O Ministério da Ciência e Tecnologia anunciou na terça-feira que a China aprovou os testes clínicos de três protótipos de vacinas contra a COVID-19.
Uma vacina baseada em vetores de adenovírus, desenvolvida por uma equipe de pesquisa liderada por Chen Wei, pesquisadora do Instituto de Medicina Militar, foi a primeira a ser aprovada para o teste clínico.
A primeira fase do teste clínico acabou no fim de março e a segunda começou em 12 de abril.
Trata-se da primeira vacina contra a COVID-19 no mundo a entrar na segunda etapa de testes clínicos, de acordo com a Organização Mundial da Saúde.
A informação foi divulgada por Wu Yuanbin, diretor geral de Ciência e Tecnologia para o desenvolvimento social, em uma entrevista coletiva.
A primeira fase do estudo clínico foi concluída no final de março e a segunda fase começou em 12 de abril.
Comparada com a primeira fase, a segunda fase removeu o limite de idade para inscrever voluntários com mais de 60 anos.

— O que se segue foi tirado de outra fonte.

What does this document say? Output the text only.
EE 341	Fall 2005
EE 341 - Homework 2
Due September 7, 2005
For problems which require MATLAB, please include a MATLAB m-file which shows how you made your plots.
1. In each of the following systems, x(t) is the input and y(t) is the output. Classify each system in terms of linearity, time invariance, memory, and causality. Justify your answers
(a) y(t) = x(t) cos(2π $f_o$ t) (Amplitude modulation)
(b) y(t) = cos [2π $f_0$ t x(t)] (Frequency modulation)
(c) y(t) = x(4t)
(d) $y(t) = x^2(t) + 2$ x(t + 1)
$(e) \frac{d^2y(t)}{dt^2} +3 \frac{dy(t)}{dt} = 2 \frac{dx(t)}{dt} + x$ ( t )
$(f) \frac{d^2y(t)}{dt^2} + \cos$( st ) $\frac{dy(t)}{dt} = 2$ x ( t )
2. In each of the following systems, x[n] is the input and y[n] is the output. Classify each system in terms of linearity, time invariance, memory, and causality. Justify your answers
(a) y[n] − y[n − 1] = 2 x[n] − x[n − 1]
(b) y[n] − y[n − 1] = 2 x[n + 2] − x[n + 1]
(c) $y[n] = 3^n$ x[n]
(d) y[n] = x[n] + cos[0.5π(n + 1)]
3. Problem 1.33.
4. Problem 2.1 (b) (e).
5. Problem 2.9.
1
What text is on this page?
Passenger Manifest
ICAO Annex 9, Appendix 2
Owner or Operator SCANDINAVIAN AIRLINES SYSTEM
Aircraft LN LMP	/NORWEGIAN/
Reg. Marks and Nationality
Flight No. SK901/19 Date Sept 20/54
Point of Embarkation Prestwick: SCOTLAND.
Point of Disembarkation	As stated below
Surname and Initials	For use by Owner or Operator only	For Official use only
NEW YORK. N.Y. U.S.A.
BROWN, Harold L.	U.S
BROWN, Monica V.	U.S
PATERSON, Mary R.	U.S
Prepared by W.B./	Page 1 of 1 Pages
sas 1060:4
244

Acompanhado por sua filha, Xiong Zhengxing, um homem de 84 anos em Wuhan, foi vacinado na segunda-feira, 13 de abril, tornando-se o voluntário mais velho na segunda fase do ensaio clínico.
Os 108 voluntários que completaram a primeira fase do ensaio clínico em 27 de março encerraram a observação médica centralizada e estão em boas condições.
A segunda fase recrutará 500 voluntários e apresentará o grupo de controle do placebo para avaliar ainda mais a imunogenicidade e a segurança da vacina.
A partir das 17h em 13 de abril, 273 voluntários já foram vacinados.
Segundo a agência estatal Xinhua, as empresas que receberam a autorização foram a Sinovac Biotech, de Pequim, e o Instituto de Produtos Biológicos de Wuhan, vinculado à estatal Sinopharm (China National Pharmaceutical Group).
Nos Estados Unidos, a empresa farmacêutica Moderna também anunciou em março que havia começado os testes com seres humanos em conjunto com o Instituto Nacional de Saúde, órgão estatal do país.
Aparentemente, os órgãos regulatórios estão queimando algumas etapas para que a vacina seja testada e disponibilizada o mais rápido possível, diante do tamanho da crise global que o vírus está causando.
“Normalmente, com vacinas você começa com animais pequenos, depois testa em outros primatas para só então começar a testá-la em humanos. Parece que eles decidiram avançar direto para os humanos”, explicou John Nicholls, professor de Patologias na Universidade de Hong Kong em entrevista à Al Jazeera.